Look forward to your thoughts and support. there is a growing number of people from all corners becoming FCM’s Love to have you Collin!
Reply@peter bordes:
Well, Peter – If I have until the end up April – I will become Founding Charter Member forsure – you can count on it. Once I get this months income in – I will be there.
Looking forward to joining.
ReplyCollin
ReplyYou are a true leader. I am really pleased to have you join myself and many others as Founding Members! I also look forward to your input and insights.

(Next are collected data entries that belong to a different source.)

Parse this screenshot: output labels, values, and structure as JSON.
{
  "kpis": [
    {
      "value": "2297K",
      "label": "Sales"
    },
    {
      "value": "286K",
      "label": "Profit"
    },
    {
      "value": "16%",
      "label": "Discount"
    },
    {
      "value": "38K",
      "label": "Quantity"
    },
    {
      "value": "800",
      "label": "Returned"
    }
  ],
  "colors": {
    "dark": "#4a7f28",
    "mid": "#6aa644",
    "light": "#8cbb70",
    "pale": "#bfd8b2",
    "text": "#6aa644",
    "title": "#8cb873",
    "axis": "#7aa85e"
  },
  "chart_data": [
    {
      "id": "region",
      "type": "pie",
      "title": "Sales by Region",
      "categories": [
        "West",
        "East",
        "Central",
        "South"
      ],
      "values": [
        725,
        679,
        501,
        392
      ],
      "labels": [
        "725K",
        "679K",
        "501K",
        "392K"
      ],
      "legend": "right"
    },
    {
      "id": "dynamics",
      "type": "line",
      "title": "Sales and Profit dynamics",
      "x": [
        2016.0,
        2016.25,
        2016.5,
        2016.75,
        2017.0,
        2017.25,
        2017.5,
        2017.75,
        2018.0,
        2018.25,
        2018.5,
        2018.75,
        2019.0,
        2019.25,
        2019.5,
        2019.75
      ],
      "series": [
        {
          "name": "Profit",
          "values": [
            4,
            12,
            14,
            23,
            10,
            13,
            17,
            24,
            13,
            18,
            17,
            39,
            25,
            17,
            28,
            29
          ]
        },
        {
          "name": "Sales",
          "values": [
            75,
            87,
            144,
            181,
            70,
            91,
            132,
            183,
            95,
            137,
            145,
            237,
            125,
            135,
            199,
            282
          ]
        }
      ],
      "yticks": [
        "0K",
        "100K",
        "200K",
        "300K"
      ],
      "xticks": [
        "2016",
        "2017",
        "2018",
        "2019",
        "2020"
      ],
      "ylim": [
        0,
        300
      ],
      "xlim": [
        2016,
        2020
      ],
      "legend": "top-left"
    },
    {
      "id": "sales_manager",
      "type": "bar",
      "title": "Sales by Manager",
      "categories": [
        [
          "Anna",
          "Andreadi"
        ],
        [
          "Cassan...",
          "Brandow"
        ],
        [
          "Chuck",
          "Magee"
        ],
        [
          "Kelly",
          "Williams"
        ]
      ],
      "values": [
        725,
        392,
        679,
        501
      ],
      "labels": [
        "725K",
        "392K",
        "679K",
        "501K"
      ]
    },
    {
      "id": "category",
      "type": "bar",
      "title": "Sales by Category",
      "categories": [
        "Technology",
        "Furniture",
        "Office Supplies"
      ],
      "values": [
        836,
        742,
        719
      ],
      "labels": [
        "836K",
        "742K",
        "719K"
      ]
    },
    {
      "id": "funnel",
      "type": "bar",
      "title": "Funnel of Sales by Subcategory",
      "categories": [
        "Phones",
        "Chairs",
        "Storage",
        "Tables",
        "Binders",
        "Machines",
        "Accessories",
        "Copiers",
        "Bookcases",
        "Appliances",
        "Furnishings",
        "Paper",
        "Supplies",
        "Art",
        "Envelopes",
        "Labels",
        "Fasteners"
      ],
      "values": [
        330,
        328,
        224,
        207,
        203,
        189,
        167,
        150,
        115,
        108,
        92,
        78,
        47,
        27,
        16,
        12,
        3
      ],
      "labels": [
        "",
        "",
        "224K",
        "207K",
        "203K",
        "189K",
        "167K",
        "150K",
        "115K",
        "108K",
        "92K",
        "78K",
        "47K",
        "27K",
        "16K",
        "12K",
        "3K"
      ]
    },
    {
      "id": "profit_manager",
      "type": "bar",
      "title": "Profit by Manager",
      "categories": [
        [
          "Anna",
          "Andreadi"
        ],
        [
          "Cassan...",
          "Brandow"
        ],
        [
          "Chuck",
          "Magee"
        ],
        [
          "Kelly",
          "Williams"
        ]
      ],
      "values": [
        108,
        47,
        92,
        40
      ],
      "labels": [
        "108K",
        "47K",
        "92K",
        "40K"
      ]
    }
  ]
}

Thanks Peter, I hope at some point I can help to make this industry better and stronger – all in good time I guess
Replyyour doing it right now my friend. thank you and lets all keep pushing for change!
ReplyYou don’t have to lie to be a Marketer.
Just promote proven product with well known flaws.
Omitting details prevents someone from making a informed choice. It’s a lie. Even if you make $500.00 a day doing it.
ReplyI think morals play a role, but not in some ways. If you’re flat out lying or promoting a crummy product that doesn’t live up to the benefits, than that is immoral. Is marketing immoral? No. Is making money off your marketing immoral? Definitely not.